Goldman Sachs helped the Greek government to mask the true extent of its deficit with the help of a derivatives deal that legally circumvented the EU Maastricht deficit rules. At some point the so-called cross currency swaps will mature, and swell the country's already bloated deficit.

Greeks aren't very welcome in the Rue Alphones Weicker in Luxembourg. It's home to Eurostat, the European Union's statistical office. The number crunchers there are deeply annoyed with Athens. Investigative reports state that important data "cannot be confirmed" or has been requested but "not received."

 
Creative accounting took priority when it came to totting up government debt.Since 1999, the Maastricht rules threaten to slap hefty fines on euro member countries that exceed the budget deficit limit of three percent of gross domestic product. Total government debt mustn't exceed 60 percent.

The Greeks have never managed to stick to the 60 percent debt limit, and they only adhered to the three percent deficit ceiling with the help of blatant balance sheet cosmetics. One time, gigantic military expenditures were left out, and another time billions in hospital debt. After recalculating the figures, the experts at Eurostat consistently came up with the same results: In truth, the deficit each year has been far greater than the three percent limit. In 2009, it exploded to over 12 percent.

Now, though, it looks like the Greek figure jugglers have been even more brazen than was previously thought. "Around 2002 in particular, various investment banks offered complex financial products with which governments could push part of their liabilities into the future," one insider recalled, adding that Mediterranean countries had snapped up such products.

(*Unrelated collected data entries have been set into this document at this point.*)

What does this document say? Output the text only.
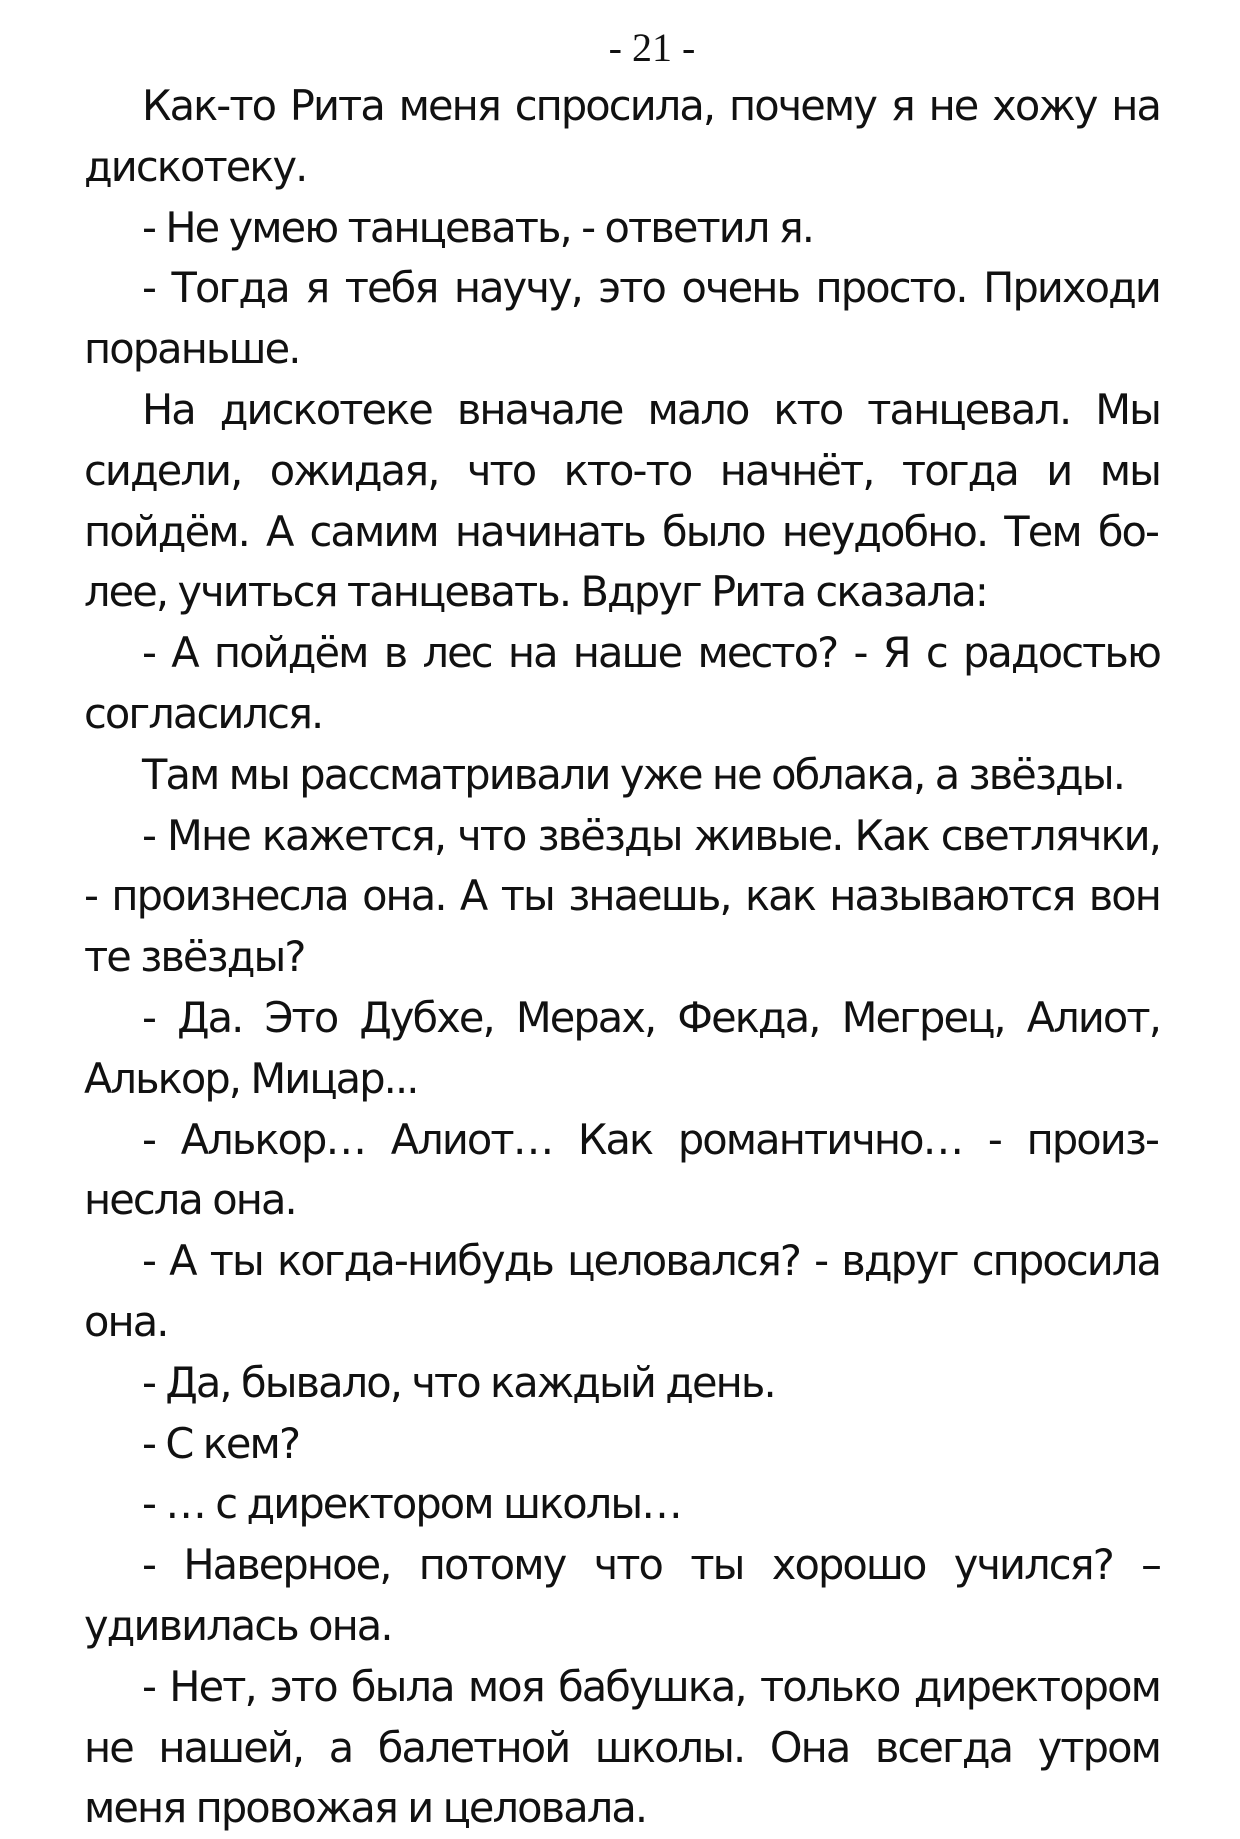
- 21 -

Как-то Рита меня спросила, почему я не хожу на дискотеку.

- Не умею танцевать, - ответил я.

- Тогда я тебя научу, это очень просто. Приходи пораньше.

На дискотеке вначале мало кто танцевал. Мы сидели, ожидая, что кто-то начнёт, тогда и мы пойдём. А самим начинать было неудобно. Тем более, учиться танцевать. Вдруг Рита сказала:

- А пойдём в лес на наше место? - Я с радостью согласился.

Там мы рассматривали уже не облака, а звёзды.

- Мне кажется, что звёзды живые. Как светлячки, - произнесла она. А ты знаешь, как называются вон те звёзды?

- Да. Это Дубхе, Мерах, Фекда, Мегрец, Алиот, Алькор, Мицар...

- Алькор… Алиот… Как романтично… - произнесла она.

- А ты когда-нибудь целовался? - вдруг спросила она.

- Да, бывало, что каждый день.

- С кем?

- … с директором школы…

- Наверное, потому что ты хорошо учился? – удивилась она.

- Нет, это была моя бабушка, только директором не нашей, а балетной школы. Она всегда утром меня провожая и целовала.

Greece's debt managers agreed a huge deal with the savvy bankers of US investment bank Goldman Sachs at the start of 2002. The deal involved so-called cross-currency swaps in which government debt issued in dollars and yen was swapped for euro debt for a certain period -- to be exchanged back into the original currencies at a later date.

Fictional Exchange Rates

Such transactions are part of normal government refinancing. Europe's governments obtain funds from investors around the world by issuing bonds in yen, dollar or Swiss francs. But they need euros to pay their daily bills. Years later the bonds are repaid in the original foreign denominations.

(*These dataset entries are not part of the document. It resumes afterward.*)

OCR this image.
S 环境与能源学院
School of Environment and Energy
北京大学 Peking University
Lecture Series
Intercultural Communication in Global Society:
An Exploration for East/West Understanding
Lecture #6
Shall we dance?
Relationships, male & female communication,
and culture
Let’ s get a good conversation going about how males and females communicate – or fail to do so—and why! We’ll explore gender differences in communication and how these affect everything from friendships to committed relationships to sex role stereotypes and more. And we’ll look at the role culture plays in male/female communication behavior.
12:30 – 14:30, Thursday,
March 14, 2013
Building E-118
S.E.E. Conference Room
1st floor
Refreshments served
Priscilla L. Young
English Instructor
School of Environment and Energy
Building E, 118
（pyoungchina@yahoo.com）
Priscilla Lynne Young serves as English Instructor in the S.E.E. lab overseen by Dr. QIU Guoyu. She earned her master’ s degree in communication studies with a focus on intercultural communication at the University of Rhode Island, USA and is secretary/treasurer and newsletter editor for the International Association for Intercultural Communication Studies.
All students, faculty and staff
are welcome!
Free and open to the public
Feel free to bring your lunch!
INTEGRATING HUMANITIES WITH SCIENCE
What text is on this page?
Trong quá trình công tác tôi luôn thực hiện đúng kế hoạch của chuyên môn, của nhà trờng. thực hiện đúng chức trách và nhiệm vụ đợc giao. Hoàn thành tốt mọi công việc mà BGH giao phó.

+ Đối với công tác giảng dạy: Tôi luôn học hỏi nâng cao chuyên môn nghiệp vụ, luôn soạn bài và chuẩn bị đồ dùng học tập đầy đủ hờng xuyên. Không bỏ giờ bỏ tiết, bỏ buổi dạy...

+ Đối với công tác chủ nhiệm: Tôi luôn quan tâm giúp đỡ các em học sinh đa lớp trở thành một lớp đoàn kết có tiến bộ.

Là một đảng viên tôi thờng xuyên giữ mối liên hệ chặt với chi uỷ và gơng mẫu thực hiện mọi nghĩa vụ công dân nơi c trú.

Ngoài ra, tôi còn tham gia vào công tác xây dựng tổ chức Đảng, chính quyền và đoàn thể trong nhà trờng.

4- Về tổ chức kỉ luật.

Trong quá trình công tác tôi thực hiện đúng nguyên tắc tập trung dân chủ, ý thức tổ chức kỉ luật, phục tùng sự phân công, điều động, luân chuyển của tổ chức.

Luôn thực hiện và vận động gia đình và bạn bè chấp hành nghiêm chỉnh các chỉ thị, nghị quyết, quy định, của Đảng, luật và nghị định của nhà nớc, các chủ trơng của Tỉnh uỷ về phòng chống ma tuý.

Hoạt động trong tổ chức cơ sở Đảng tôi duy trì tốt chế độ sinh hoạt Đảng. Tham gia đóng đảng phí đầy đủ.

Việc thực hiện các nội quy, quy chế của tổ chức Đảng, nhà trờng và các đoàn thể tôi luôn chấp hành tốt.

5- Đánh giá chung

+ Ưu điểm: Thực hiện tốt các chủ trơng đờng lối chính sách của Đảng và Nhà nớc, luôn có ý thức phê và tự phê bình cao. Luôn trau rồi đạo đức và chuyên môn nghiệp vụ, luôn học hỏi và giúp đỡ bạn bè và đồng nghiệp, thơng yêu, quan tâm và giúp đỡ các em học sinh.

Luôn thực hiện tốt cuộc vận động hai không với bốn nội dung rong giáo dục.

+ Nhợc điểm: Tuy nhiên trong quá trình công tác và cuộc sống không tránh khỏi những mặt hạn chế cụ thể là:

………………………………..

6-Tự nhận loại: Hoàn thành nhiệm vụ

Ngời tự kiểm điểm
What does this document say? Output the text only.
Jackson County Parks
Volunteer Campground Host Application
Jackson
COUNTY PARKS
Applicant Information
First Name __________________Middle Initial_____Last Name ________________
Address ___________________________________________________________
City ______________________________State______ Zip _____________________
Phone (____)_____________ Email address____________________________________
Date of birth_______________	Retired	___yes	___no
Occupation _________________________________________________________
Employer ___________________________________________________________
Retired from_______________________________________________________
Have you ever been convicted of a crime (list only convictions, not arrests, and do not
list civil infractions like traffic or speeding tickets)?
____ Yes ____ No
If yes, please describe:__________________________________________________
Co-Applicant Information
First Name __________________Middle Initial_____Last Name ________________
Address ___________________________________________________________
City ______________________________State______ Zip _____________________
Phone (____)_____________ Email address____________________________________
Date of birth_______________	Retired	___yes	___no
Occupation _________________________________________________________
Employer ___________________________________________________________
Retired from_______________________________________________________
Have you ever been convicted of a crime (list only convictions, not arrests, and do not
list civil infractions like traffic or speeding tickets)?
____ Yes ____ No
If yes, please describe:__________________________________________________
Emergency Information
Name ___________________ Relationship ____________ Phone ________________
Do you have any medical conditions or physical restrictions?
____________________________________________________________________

But in the Greek case the US bankers devised a special kind of swap with fictional exchange rates. That enabled Greece to receive a far higher sum than the actual euro market value of 10 billion dollars or yen. In that way Goldman Sachs secretly arranged additional credit of up to $1 billion for the Greeks.

This credit disguised as a swap didn't show up in the Greek debt statistics. Eurostat's reporting rules don't comprehensively record transactions involving financial derivatives. "The Maastricht rules can be circumvented quite legally through swaps," says a German derivatives dealer.